Talking to Asian women who have been divorced is an eye-opening experience as it dispels the myth of what the ‘divorced woman’ should look and act like. These women – who have been expelled from their respective communities in various ways – speak of the strength and the resilience required to simply keep going and fight against the stereotypes so heavily imposed them. The gossip is unbearable at times, especially when it leaches its way onto the reputation of their children. Their support networks are often very minimal and for many women their losses are doubled, as they lose not only a romantic relationship, but the stability and security of a community they always assumed they would belong to.
Divorce does not simply knock you down a few notches in the pecking order, it plunges you straight down to the bottom. Your desirability is no longer existent. Your beauty just a thing of the past. Respect is something you will struggle to encounter, and reputation is a concept you learn to accept as meaningless. Asian culture is so quick to define our women by their marital status that we forget to congratulate them on their successes, or even on the fact that they have prioritised their wellbeing over a legal binding contract. The questions we ask our women are ones of shame and blame, never of genuine sympathy or concern.
“What did you do wrong?” “How have you caused this?” “Why couldn’t you make him stay?”
The blame lies entirely on the woman in the cultural divorce court, even in the most extreme of cases. Asian, female-identifying survivors of domestic abuse often describe the ways in which their own families pressure them into staying in abusive relationships, with the family name taking priority over one’s individual safety. There is no evidence to suggest that any racial group is more likely to experience domestic abuse, but Asian survivors are significantly less likely to access the support they so desperately need. The stigma surrounding divorce has not shifted over the generations and one cannot help but wonder if it ever will. In a world so plagued with barriers to seeking help, our own culture should not be one of them.

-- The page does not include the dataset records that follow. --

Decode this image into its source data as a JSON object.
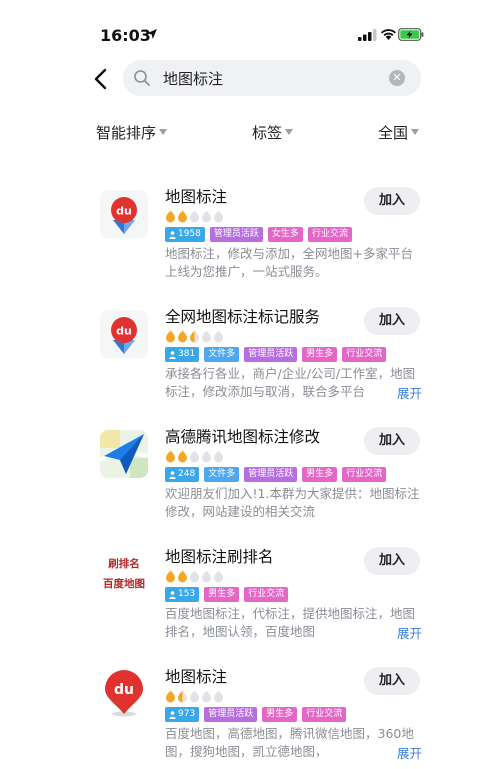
{
  "status_bar": {
    "time": "16:03"
  },
  "search": {
    "query": "地图标注"
  },
  "filters": [
    {
      "label": "智能排序"
    },
    {
      "label": "标签"
    },
    {
      "label": "全国"
    }
  ],
  "join_label": "加入",
  "expand_label": "展开",
  "groups": [
    {
      "title": "地图标注",
      "heat_level": 2,
      "heat_max": 5,
      "member_count": "1958",
      "tags": [
        "管理员活跃",
        "女生多",
        "行业交流"
      ],
      "description": "地图标注，修改与添加，全网地图+多家平台上线为您推广，一站式服务。",
      "icon": "baidu-map-logo"
    },
    {
      "title": "全网地图标注标记服务",
      "heat_level": 2.5,
      "heat_max": 5,
      "member_count": "381",
      "tags": [
        "文件多",
        "管理员活跃",
        "男生多",
        "行业交流"
      ],
      "description": "承接各行各业，商户/企业/公司/工作室，地图标注，修改添加与取消，联合多平台",
      "icon": "baidu-map-logo"
    },
    {
      "title": "高德腾讯地图标注修改",
      "heat_level": 2,
      "heat_max": 5,
      "member_count": "248",
      "tags": [
        "文件多",
        "管理员活跃",
        "男生多",
        "行业交流"
      ],
      "description": "欢迎朋友们加入!1.本群为大家提供：地图标注修改，网站建设的相关交流",
      "icon": "amap-logo"
    },
    {
      "title": "地图标注刷排名",
      "heat_level": 2,
      "heat_max": 5,
      "member_count": "153",
      "tags": [
        "男生多",
        "行业交流"
      ],
      "description": "百度地图标注，代标注，提供地图标注，地图排名，地图认领，百度地图",
      "icon": "text-logo",
      "logo_lines": [
        "刷排名",
        "百度地图"
      ]
    },
    {
      "title": "地图标注",
      "heat_level": 1.5,
      "heat_max": 5,
      "member_count": "973",
      "tags": [
        "管理员活跃",
        "男生多",
        "行业交流"
      ],
      "description": "百度地图，高德地图，腾讯微信地图，360地图，搜狗地图，凯立德地图，",
      "icon": "baidu-pin-logo"
    }
  ],
  "colors": {
    "accent_blue": "#3a7ee3",
    "tag_count": "#3aa8e8",
    "tag_pink": "#e466c6",
    "tag_purple": "#b76ee0",
    "flame_on": "#f5a623",
    "flame_off": "#e2e2e6"
  }
}
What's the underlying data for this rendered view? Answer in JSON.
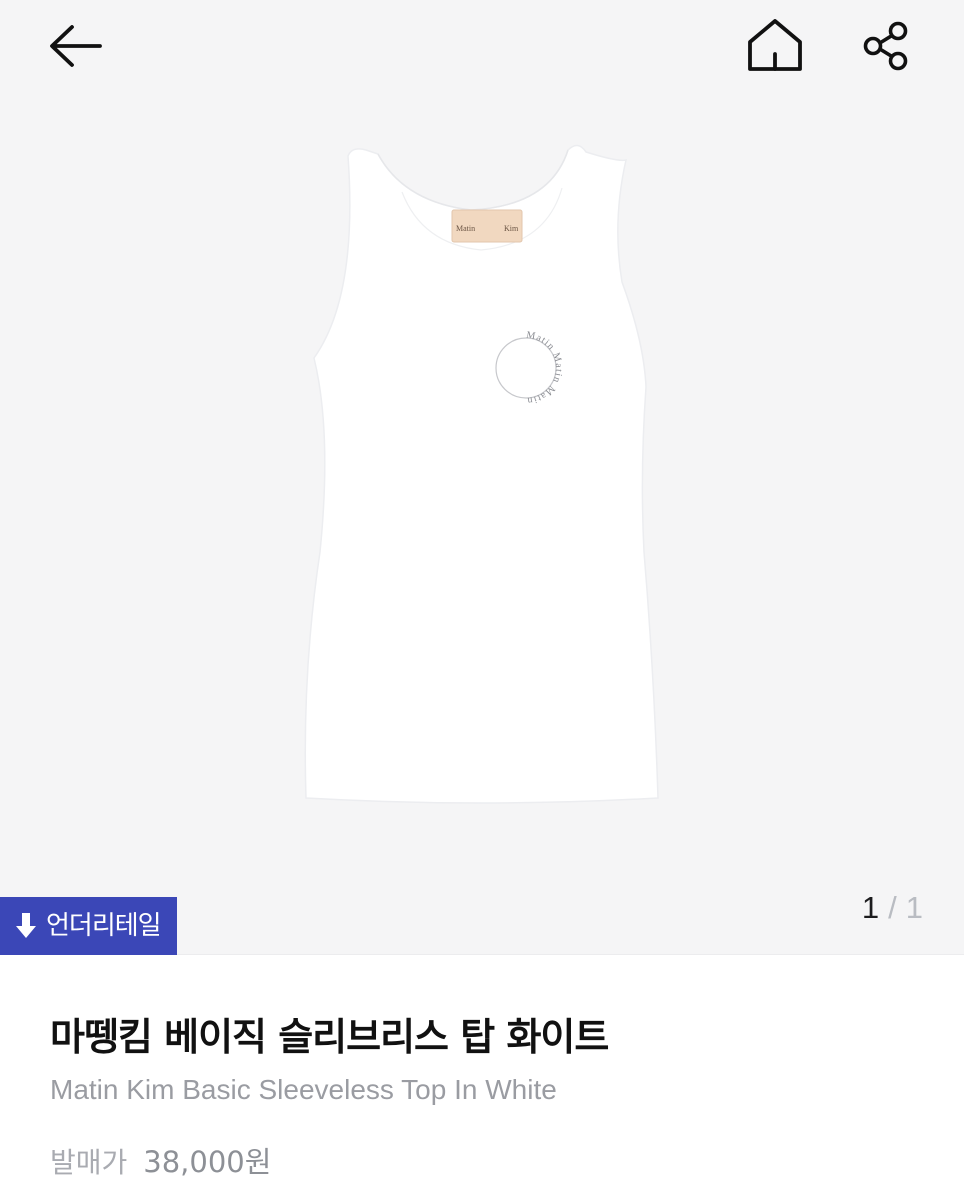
{
  "header": {
    "back_icon": "arrow-left-icon",
    "home_icon": "home-icon",
    "share_icon": "share-icon"
  },
  "gallery": {
    "current": "1",
    "separator": "/",
    "total": "1",
    "image_alt": "white sleeveless tank top with Matin Kim label and circular logo print"
  },
  "badge": {
    "icon": "arrow-down-icon",
    "label": "언더리테일",
    "color": "#3b47b7"
  },
  "product": {
    "title_ko": "마뗑킴 베이직 슬리브리스 탑 화이트",
    "title_en": "Matin Kim Basic Sleeveless Top In White",
    "price_label": "발매가",
    "price": "38,000원",
    "logo_tag_left": "Matin",
    "logo_tag_right": "Kim",
    "logo_ring_text": "Matin Matin Matin"
  }
}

Asian women are brought up believing that marriage is something that must be preserved at all costs, and that the answer to all relationship problems is to stay. We are expected to make it work even when there is nothing left to repair anymore. And if the relationship falls flat, then it must be the fault of the woman. What is missing in our dialogue on relationships is the concept of equality and a partnership within a monogamous relationship.
Marriage can be a beautiful, joyous thing, but only if it takes place within a healthy, mutually satisfying relationship. Divorce happens and it is okay, just as it is equally as okay to talk about it. Taboos only break when we confront them and talk about the things that make us uncomfortable. We must remember that subservience is not our superpower. Silence is not our strength. Shattering the stigma can be exhausting at times, but it has to be done.
Ammaarah Zayna is a freelance writer and creative who focuses on intersectional feminism and race relations. Drawing on her experiences as a Muslim woman of colour, her work champions marginalised voices and raises crucial questions on where race, religion, sexuality and gender stand in public rhetoric.